Metadata-Version: 2.4
Name: ml_pentest
Version: 0.0.2
Summary: Robustness evaluation framework for ML-Based Windows malware detectors
Home-page: https://github.com/gparrella12/ml_pentest
Author: gparrella
Classifier: Programming Language :: Python :: 3
Classifier: License :: OSI Approved :: GNU General Public License v3 (GPLv3)
Classifier: Operating System :: OS Independent
Requires-Python: >=3.8
Description-Content-Type: text/markdown
License-File: LICENSE
Dynamic: author
Dynamic: classifier
Dynamic: description
Dynamic: description-content-type
Dynamic: home-page
Dynamic: license-file
Dynamic: requires-python
Dynamic: summary

# ML - Pentest | Are malware detector robust?

This is a software framework that can be used for the evaluation of the robustness of Malware Detection methods with respect to adversarial attacks. Currently, there is a focus on black-box adversarial attacks on PE malware detector.

The high level architecture of the software framework is shown in the following figure.

![arch](https://github.com/gparrella12/ml_pentest/assets/94001472/73a0350c-cdd6-419a-af8c-355ce99c3ac7)


## Attacks included

* **GAMMA**, formulated by [Demetrio et al.](https://arxiv.org/abs/2003.13526), with section injection and API injection manipulations. This implementation of the attack is easily used against any target model by implementing only the specific wrapper. Some code is reused from the open-source repository [secml-malware](https://github.com/pralab/secml_malware).
* **GAMMA V2**, introducted in this framework. Is an augmented version of GAMMA that optimize the section injection position, the section characteristics and the section names.

## Models included

Some of the known malware detectors in the literature have already been included by default within the library. 

Specifically, the models included include:
* **MalConv** ([link](https://arxiv.org/abs/1710.09435)) in its original formulation. The PyTorch implementation of MalConv was taken from [this](https://github.com/Alexander-H-Liu/MalConv-Pytorch) open source repository.
* **MalConv2** ([link](https://arxiv.org/abs/2012.09390)), an improved version of MalConv that requires less memory and time to train the model. The PyTorch implementation of MalConv was taken from [this](https://github.com/NeuromorphicComputationResearchProgram/MalConv2) open source repository. A pre-trained version of the model is available into the library.
* **EMBER Gradient-Boosted Decision Tree (GBDT)** ([link](https://arxiv.org/abs/1804.04637)): a gradient-boosted decision tree that use EMBER features for classification.
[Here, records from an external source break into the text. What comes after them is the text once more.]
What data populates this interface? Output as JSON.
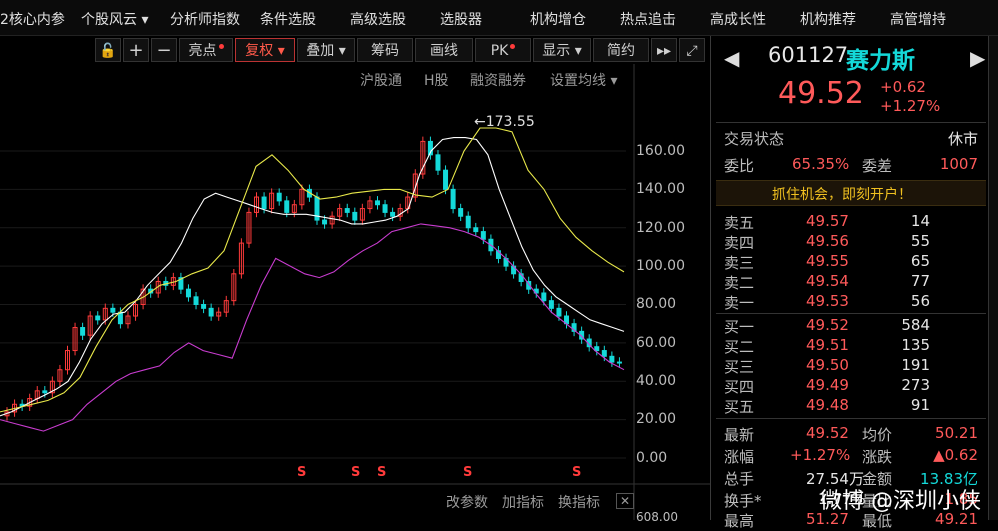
{
  "nav": [
    {
      "label": "2核心内参"
    },
    {
      "label": "个股风云 ▾"
    },
    {
      "label": "分析师指数"
    },
    {
      "label": "条件选股"
    },
    {
      "label": "高级选股"
    },
    {
      "label": "选股器"
    },
    {
      "label": "机构增仓"
    },
    {
      "label": "热点追击"
    },
    {
      "label": "高成长性"
    },
    {
      "label": "机构推荐"
    },
    {
      "label": "高管增持"
    }
  ],
  "toolbar": {
    "lock": "🔓",
    "plus": "+",
    "minus": "−",
    "liangdian": "亮点",
    "fuquan": "复权 ▾",
    "diejia": "叠加 ▾",
    "chouma": "筹码",
    "huaxian": "画线",
    "pk": "PK",
    "xianshi": "显示 ▾",
    "jianyue": "简约",
    "next": "▸▸",
    "expand": "⤢"
  },
  "sublinks": {
    "hgt": "沪股通",
    "hgu": "H股",
    "rzrq": "融资融券",
    "ma": "设置均线 ▾"
  },
  "chart_data": {
    "type": "line",
    "peak_label": "173.55",
    "y_ticks": [
      "160.00",
      "140.00",
      "120.00",
      "100.00",
      "80.00",
      "60.00",
      "40.00",
      "20.00",
      "0.00"
    ],
    "ylim": [
      0,
      180
    ],
    "bottom_partial": "608.00",
    "signal_marker": "S",
    "series": [
      {
        "values": [
          22,
          24,
          27,
          30,
          33,
          36,
          40,
          50,
          62,
          70,
          75,
          76,
          82,
          90,
          96,
          102,
          112,
          125,
          135,
          138,
          136,
          134,
          132,
          130,
          128,
          127,
          127,
          127,
          126,
          125,
          124,
          122,
          122,
          123,
          124,
          126,
          130,
          148,
          160,
          166,
          167,
          167,
          166,
          158,
          140,
          125,
          110,
          98,
          90,
          84,
          80,
          76,
          72,
          70,
          68,
          66
        ]
      },
      {
        "values": [
          24,
          26,
          28,
          30,
          34,
          42,
          58,
          72,
          80,
          84,
          90,
          92,
          96,
          99,
          108,
          130,
          152,
          158,
          150,
          140,
          135,
          136,
          138,
          139,
          140,
          140,
          137,
          136,
          140,
          160,
          172,
          172,
          170,
          150,
          140,
          125,
          115,
          108,
          102,
          97
        ]
      },
      {
        "values": [
          20,
          18,
          16,
          14,
          17,
          20,
          28,
          34,
          40,
          44,
          46,
          48,
          55,
          60,
          56,
          54,
          52,
          72,
          90,
          104,
          100,
          96,
          94,
          97,
          103,
          108,
          112,
          118,
          120,
          122,
          121,
          120,
          118,
          115,
          110,
          103,
          95,
          85,
          76,
          70,
          64,
          56,
          50,
          46
        ]
      },
      {
        "values": [
          16,
          13,
          12,
          14,
          18,
          25,
          35,
          45,
          55,
          62,
          68,
          70,
          72,
          74,
          80,
          90,
          100,
          108,
          114,
          117,
          118,
          118,
          119,
          120,
          122,
          123,
          122,
          120,
          118,
          116,
          112,
          108,
          104,
          98,
          92,
          86,
          80,
          74,
          66,
          58
        ]
      }
    ],
    "candles": [
      {
        "o": 22,
        "c": 24
      },
      {
        "o": 24,
        "c": 28
      },
      {
        "o": 28,
        "c": 27
      },
      {
        "o": 27,
        "c": 31
      },
      {
        "o": 31,
        "c": 35
      },
      {
        "o": 35,
        "c": 34
      },
      {
        "o": 34,
        "c": 40
      },
      {
        "o": 40,
        "c": 46
      },
      {
        "o": 46,
        "c": 56
      },
      {
        "o": 56,
        "c": 68
      },
      {
        "o": 68,
        "c": 64
      },
      {
        "o": 64,
        "c": 74
      },
      {
        "o": 74,
        "c": 72
      },
      {
        "o": 72,
        "c": 78
      },
      {
        "o": 78,
        "c": 76
      },
      {
        "o": 76,
        "c": 70
      },
      {
        "o": 70,
        "c": 74
      },
      {
        "o": 74,
        "c": 80
      },
      {
        "o": 80,
        "c": 88
      },
      {
        "o": 88,
        "c": 86
      },
      {
        "o": 86,
        "c": 92
      },
      {
        "o": 92,
        "c": 90
      },
      {
        "o": 90,
        "c": 94
      },
      {
        "o": 94,
        "c": 88
      },
      {
        "o": 88,
        "c": 84
      },
      {
        "o": 84,
        "c": 80
      },
      {
        "o": 80,
        "c": 78
      },
      {
        "o": 78,
        "c": 74
      },
      {
        "o": 74,
        "c": 76
      },
      {
        "o": 76,
        "c": 82
      },
      {
        "o": 82,
        "c": 96
      },
      {
        "o": 96,
        "c": 112
      },
      {
        "o": 112,
        "c": 128
      },
      {
        "o": 128,
        "c": 136
      },
      {
        "o": 136,
        "c": 130
      },
      {
        "o": 130,
        "c": 138
      },
      {
        "o": 138,
        "c": 134
      },
      {
        "o": 134,
        "c": 128
      },
      {
        "o": 128,
        "c": 132
      },
      {
        "o": 132,
        "c": 140
      },
      {
        "o": 140,
        "c": 136
      },
      {
        "o": 136,
        "c": 124
      },
      {
        "o": 124,
        "c": 122
      },
      {
        "o": 122,
        "c": 126
      },
      {
        "o": 126,
        "c": 130
      },
      {
        "o": 130,
        "c": 128
      },
      {
        "o": 128,
        "c": 124
      },
      {
        "o": 124,
        "c": 130
      },
      {
        "o": 130,
        "c": 134
      },
      {
        "o": 134,
        "c": 132
      },
      {
        "o": 132,
        "c": 128
      },
      {
        "o": 128,
        "c": 126
      },
      {
        "o": 126,
        "c": 130
      },
      {
        "o": 130,
        "c": 136
      },
      {
        "o": 136,
        "c": 148
      },
      {
        "o": 148,
        "c": 165
      },
      {
        "o": 165,
        "c": 158
      },
      {
        "o": 158,
        "c": 150
      },
      {
        "o": 150,
        "c": 140
      },
      {
        "o": 140,
        "c": 130
      },
      {
        "o": 130,
        "c": 126
      },
      {
        "o": 126,
        "c": 120
      },
      {
        "o": 120,
        "c": 118
      },
      {
        "o": 118,
        "c": 114
      },
      {
        "o": 114,
        "c": 108
      },
      {
        "o": 108,
        "c": 104
      },
      {
        "o": 104,
        "c": 100
      },
      {
        "o": 100,
        "c": 96
      },
      {
        "o": 96,
        "c": 92
      },
      {
        "o": 92,
        "c": 88
      },
      {
        "o": 88,
        "c": 86
      },
      {
        "o": 86,
        "c": 82
      },
      {
        "o": 82,
        "c": 78
      },
      {
        "o": 78,
        "c": 74
      },
      {
        "o": 74,
        "c": 70
      },
      {
        "o": 70,
        "c": 66
      },
      {
        "o": 66,
        "c": 62
      },
      {
        "o": 62,
        "c": 58
      },
      {
        "o": 58,
        "c": 56
      },
      {
        "o": 56,
        "c": 53
      },
      {
        "o": 53,
        "c": 50
      },
      {
        "o": 50,
        "c": 49.52
      }
    ]
  },
  "bottom": {
    "params": "改参数",
    "add": "加指标",
    "switch": "换指标"
  },
  "stock": {
    "code": "601127",
    "name": "赛力斯",
    "price": "49.52",
    "change": "+0.62",
    "change_pct": "+1.27%",
    "status_label": "交易状态",
    "status_value": "休市",
    "weibi_label": "委比",
    "weibi_value": "65.35%",
    "weicha_label": "委差",
    "weicha_value": "1007",
    "banner": "抓住机会，即刻开户！",
    "asks": [
      {
        "label": "卖五",
        "price": "49.57",
        "vol": "14"
      },
      {
        "label": "卖四",
        "price": "49.56",
        "vol": "55"
      },
      {
        "label": "卖三",
        "price": "49.55",
        "vol": "65"
      },
      {
        "label": "卖二",
        "price": "49.54",
        "vol": "77"
      },
      {
        "label": "卖一",
        "price": "49.53",
        "vol": "56"
      }
    ],
    "bids": [
      {
        "label": "买一",
        "price": "49.52",
        "vol": "584"
      },
      {
        "label": "买二",
        "price": "49.51",
        "vol": "135"
      },
      {
        "label": "买三",
        "price": "49.50",
        "vol": "191"
      },
      {
        "label": "买四",
        "price": "49.49",
        "vol": "273"
      },
      {
        "label": "买五",
        "price": "49.48",
        "vol": "91"
      }
    ],
    "latest_label": "最新",
    "latest": "49.52",
    "avg_label": "均价",
    "avg": "50.21",
    "zf_label": "涨幅",
    "zf": "+1.27%",
    "zd_label": "涨跌",
    "zd": "▲0.62",
    "zs_label": "总手",
    "zs": "27.54万",
    "je_label": "金额",
    "je": "13.83亿",
    "hs_label": "换手*",
    "hs": "1.77%",
    "lb_label": "量比",
    "lb": "1.85",
    "zg_label": "最高",
    "zg": "51.27",
    "zd2_label": "最低",
    "zd2": "49.21"
  },
  "watermark": "微博 @深圳小侠"
}
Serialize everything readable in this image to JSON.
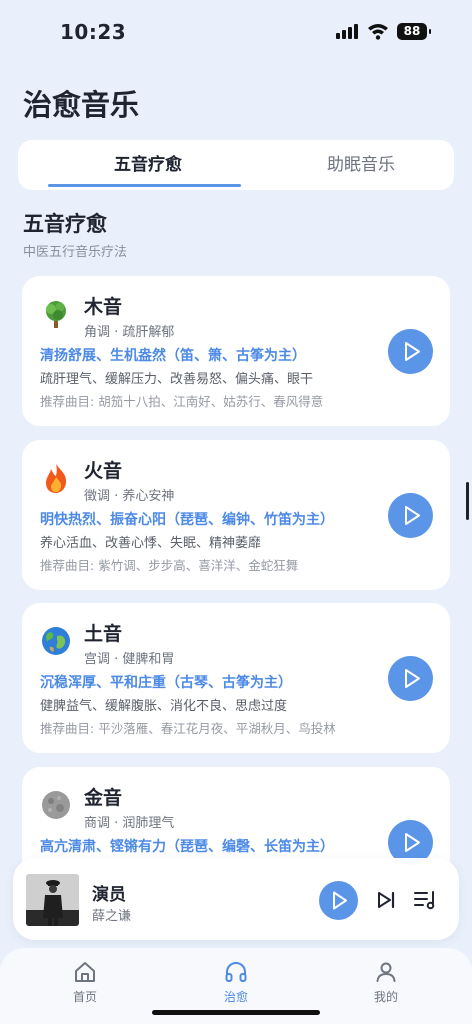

A pre-trained version of the model on the EMBER dataset (taken from [this repository](https://github.com/elastic/ember) is available into the library.

**It should be noted that any requirements needed to run the models must already be available in the software environment used for execution.** The library offers support for any type of model upon implementation of a specific wrapper, with no software dependencies statically encoded in the library. 

Therefore, [PyTorch](https://pytorch.org/) must be installed to use the MalConv and MalConv2 models, [lgbm](https://lightgbm.readthedocs.io/en/latest/Python-Intro.html) for the GBDT model. 

Any other model can be used after implementing the specific wrapper and installing the necessary dependencies on the used environment.


## Table of Contents

- [Installation](#installation)
- [License](#license)

## Installation
The library is tested with **Python 3.8**. The library can be used with later versions of Python as long as they are compatible with [LIEF](https://github.com/lief-project/LIEF) version 0.12.0.

You can install the library by using the following command.
```bash
pip install ml_pentest 
```

## License

This system uses the GNU General Public License v3.0 (GPL-3.0) to ensure that the software remains open-source and free for everyone to use, modify and distribute. The license allows users to use the system for personal or commercial use, modify the code, and distribute the modified code as long as they maintain the same license. The GPL-3.0 ensures that the system's source code remains open and accessible, fostering a collaborative development environment.